As well as setting content standards, regulators have also been closely involved in determining the structure of British broadcasting and assessing the quality of its program output. Regulation has extended to the scheduling and length of news programs, their resources and budgets, as well as the amount of current affairs programming. At the same time, the regulatory bodies, in a country that does not have the same constitutional protection of freedom of expression as the United States, have had to maintain their own independence from political and commercial influence and protect the independence of the broadcasters.

For much of the twentieth century this approach to broadcasting regulation helped ensure high programming standards in both publicly funded and commercial broadcasters. The benefits of this competition were most clearly seen in journalism, where the British Broadcasting Corporation (BBC) and its commercial counterparts were encouraged to devote substantial resources and air time to high quality journalism.
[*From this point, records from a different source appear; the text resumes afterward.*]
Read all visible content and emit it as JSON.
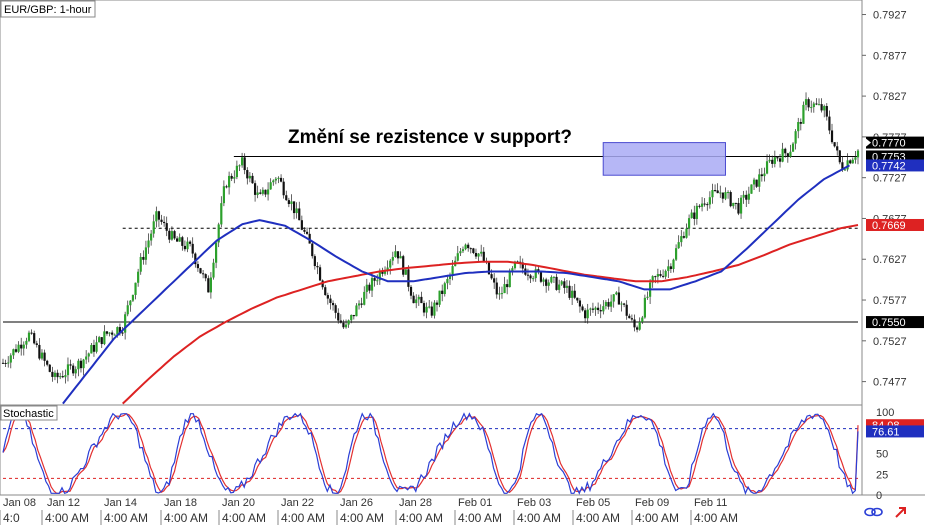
{
  "symbol_label": "EUR/GBP: 1-hour",
  "indicator_label": "Stochastic",
  "annotation": "Změní se rezistence v support?",
  "colors": {
    "bull": "#2ca02c",
    "bear": "#111111",
    "ma_fast": "#1f2fbf",
    "ma_slow": "#dd2222",
    "stoch_k": "#2b3fd6",
    "stoch_d": "#e33030",
    "box_fill": "#a9aaf5",
    "box_stroke": "#4a4ad0",
    "level_line": "#000000",
    "stoch_upper": "#1f2fbf",
    "stoch_lower": "#dd2222"
  },
  "price_axis_ticks": [
    "0.7927",
    "0.7877",
    "0.7827",
    "0.7777",
    "0.7727",
    "0.7677",
    "0.7627",
    "0.7577",
    "0.7527",
    "0.7477"
  ],
  "price_axis_badges": [
    {
      "text": "0.7770",
      "color": "#000000",
      "value": 0.777
    },
    {
      "text": "0.7753",
      "color": "#000000",
      "value": 0.7753
    },
    {
      "text": "0.7742",
      "color": "#1f2fbf",
      "value": 0.7742
    },
    {
      "text": "0.7669",
      "color": "#dd2222",
      "value": 0.7669
    },
    {
      "text": "0.7550",
      "color": "#000000",
      "value": 0.755
    }
  ],
  "stoch_axis_ticks": [
    "100",
    "50",
    "25",
    "0"
  ],
  "stoch_axis_badges": [
    {
      "text": "84.08",
      "color": "#dd2222",
      "value": 84.08
    },
    {
      "text": "76.61",
      "color": "#1f2fbf",
      "value": 76.61
    }
  ],
  "date_labels": [
    "Jan 08",
    "Jan 12",
    "Jan 14",
    "Jan 18",
    "Jan 20",
    "Jan 22",
    "Jan 26",
    "Jan 28",
    "Feb 01",
    "Feb 03",
    "Feb 05",
    "Feb 09",
    "Feb 11"
  ],
  "time_labels": [
    "4:0",
    "4:00 AM",
    "4:00 AM",
    "4:00 AM",
    "4:00 AM",
    "4:00 AM",
    "4:00 AM",
    "4:00 AM",
    "4:00 AM",
    "4:00 AM",
    "4:00 AM",
    "4:00 AM",
    "4:00 AM"
  ],
  "icons": [
    "link-icon",
    "arrow-icon"
  ],
  "chart_data": {
    "type": "candlestick",
    "title": "EUR/GBP: 1-hour",
    "price_range": [
      0.7452,
      0.7935
    ],
    "key_levels": [
      {
        "value": 0.7753,
        "style": "solid"
      },
      {
        "value": 0.7665,
        "style": "dashed"
      },
      {
        "value": 0.755,
        "style": "solid"
      }
    ],
    "highlight_zone": {
      "from": 0.773,
      "to": 0.777,
      "start_date": "Feb 05",
      "end_date": "Feb 11"
    },
    "close_anchors": [
      [
        0,
        0.75
      ],
      [
        3,
        0.7535
      ],
      [
        6,
        0.748
      ],
      [
        9,
        0.75
      ],
      [
        12,
        0.7535
      ],
      [
        14,
        0.7545
      ],
      [
        16,
        0.762
      ],
      [
        18,
        0.768
      ],
      [
        20,
        0.765
      ],
      [
        22,
        0.764
      ],
      [
        24,
        0.759
      ],
      [
        26,
        0.772
      ],
      [
        28,
        0.7745
      ],
      [
        30,
        0.77
      ],
      [
        32,
        0.773
      ],
      [
        34,
        0.769
      ],
      [
        36,
        0.764
      ],
      [
        38,
        0.758
      ],
      [
        40,
        0.754
      ],
      [
        42,
        0.758
      ],
      [
        44,
        0.761
      ],
      [
        46,
        0.764
      ],
      [
        48,
        0.758
      ],
      [
        50,
        0.756
      ],
      [
        52,
        0.76
      ],
      [
        54,
        0.765
      ],
      [
        56,
        0.763
      ],
      [
        58,
        0.758
      ],
      [
        60,
        0.762
      ],
      [
        62,
        0.761
      ],
      [
        64,
        0.76
      ],
      [
        66,
        0.759
      ],
      [
        68,
        0.756
      ],
      [
        70,
        0.757
      ],
      [
        72,
        0.758
      ],
      [
        74,
        0.754
      ],
      [
        76,
        0.76
      ],
      [
        78,
        0.762
      ],
      [
        80,
        0.767
      ],
      [
        82,
        0.77
      ],
      [
        84,
        0.771
      ],
      [
        86,
        0.769
      ],
      [
        88,
        0.772
      ],
      [
        90,
        0.775
      ],
      [
        92,
        0.776
      ],
      [
        94,
        0.782
      ],
      [
        96,
        0.781
      ],
      [
        98,
        0.774
      ],
      [
        100,
        0.776
      ]
    ],
    "ma_fast_anchors": [
      [
        7,
        0.745
      ],
      [
        10,
        0.749
      ],
      [
        13,
        0.753
      ],
      [
        16,
        0.756
      ],
      [
        19,
        0.759
      ],
      [
        22,
        0.762
      ],
      [
        25,
        0.765
      ],
      [
        28,
        0.767
      ],
      [
        30,
        0.7675
      ],
      [
        33,
        0.7668
      ],
      [
        36,
        0.765
      ],
      [
        39,
        0.763
      ],
      [
        42,
        0.7612
      ],
      [
        45,
        0.76
      ],
      [
        48,
        0.76
      ],
      [
        51,
        0.7605
      ],
      [
        54,
        0.761
      ],
      [
        57,
        0.7612
      ],
      [
        60,
        0.7612
      ],
      [
        63,
        0.7612
      ],
      [
        66,
        0.761
      ],
      [
        69,
        0.7605
      ],
      [
        72,
        0.76
      ],
      [
        75,
        0.759
      ],
      [
        78,
        0.759
      ],
      [
        81,
        0.76
      ],
      [
        84,
        0.7612
      ],
      [
        87,
        0.764
      ],
      [
        90,
        0.767
      ],
      [
        93,
        0.77
      ],
      [
        96,
        0.7725
      ],
      [
        99,
        0.7742
      ]
    ],
    "ma_slow_anchors": [
      [
        14,
        0.745
      ],
      [
        17,
        0.748
      ],
      [
        20,
        0.7508
      ],
      [
        23,
        0.7532
      ],
      [
        26,
        0.755
      ],
      [
        29,
        0.7566
      ],
      [
        32,
        0.758
      ],
      [
        35,
        0.759
      ],
      [
        38,
        0.76
      ],
      [
        41,
        0.7606
      ],
      [
        44,
        0.7612
      ],
      [
        47,
        0.7616
      ],
      [
        50,
        0.7619
      ],
      [
        53,
        0.7622
      ],
      [
        56,
        0.7624
      ],
      [
        59,
        0.7624
      ],
      [
        62,
        0.762
      ],
      [
        65,
        0.7614
      ],
      [
        68,
        0.7608
      ],
      [
        71,
        0.7604
      ],
      [
        74,
        0.76
      ],
      [
        77,
        0.76
      ],
      [
        80,
        0.7605
      ],
      [
        83,
        0.7612
      ],
      [
        86,
        0.762
      ],
      [
        89,
        0.7632
      ],
      [
        92,
        0.7645
      ],
      [
        95,
        0.7655
      ],
      [
        98,
        0.7665
      ],
      [
        100,
        0.7669
      ]
    ],
    "stochastic": {
      "range": [
        0,
        100
      ],
      "levels": [
        80,
        20
      ],
      "last_k": 76.61,
      "last_d": 84.08
    }
  }
}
But with the growth of a more competitive media market in multichannel television and online media at the end of the century, the traditional British model came under severe pressure, and the role of regulation in commercial broadcasting began to weaken, although it continued to have a major role in publicly funded media like the BBC. The implications for British broadcast journalism were significant.

The BBC

British broadcasting regulation began in 1926 with the first BBC charter. The BBC at the time had a monopoly on radio and the politicians wanted to ensure that it could not be captured by any special interest. The BBC charter gave the job of regulating to the BBC Board of Governors, 12 men and women appointed by the Crown on the advice of the government to ensure that the BBC was properly managed, that its programs met the required standards and that it remained independent. The charter was renewed and reviewed every ten years until the replacement of the governors by a new body—the BBC Trust—in 2006.

From the start, the BBC was expected to be impartial in its coverage of public affairs and not broadcast its own or its staff's opinions. Impartiality became an essential part of the BBC's culture and the governors were responsible for regulating it. The 1996 charter reinforced this by formally requiring the governors to ensure that controversial subjects were treated with due impartiality, but it was only making explicit a requirement that had existed for more than 70 years.

The governors combined these regulatory responsibilities with the strategic direction of the BBC—hiring and firing the director-general (chief executive) and approving the BBC's budget. Constitutionally, the governors were the BBC, putting them in the unusual position of being both regulator and part of the organization they were regulating. This led, at the end of the century, to growing criticisms that their regulation of the BBC was insufficiently independent and rigorous—that in arguments over BBC news coverage, for example, or the way the BBC's growing commercial activities affected its competitors, the governors had been “captured” by the management and would support it against valid outside criticism.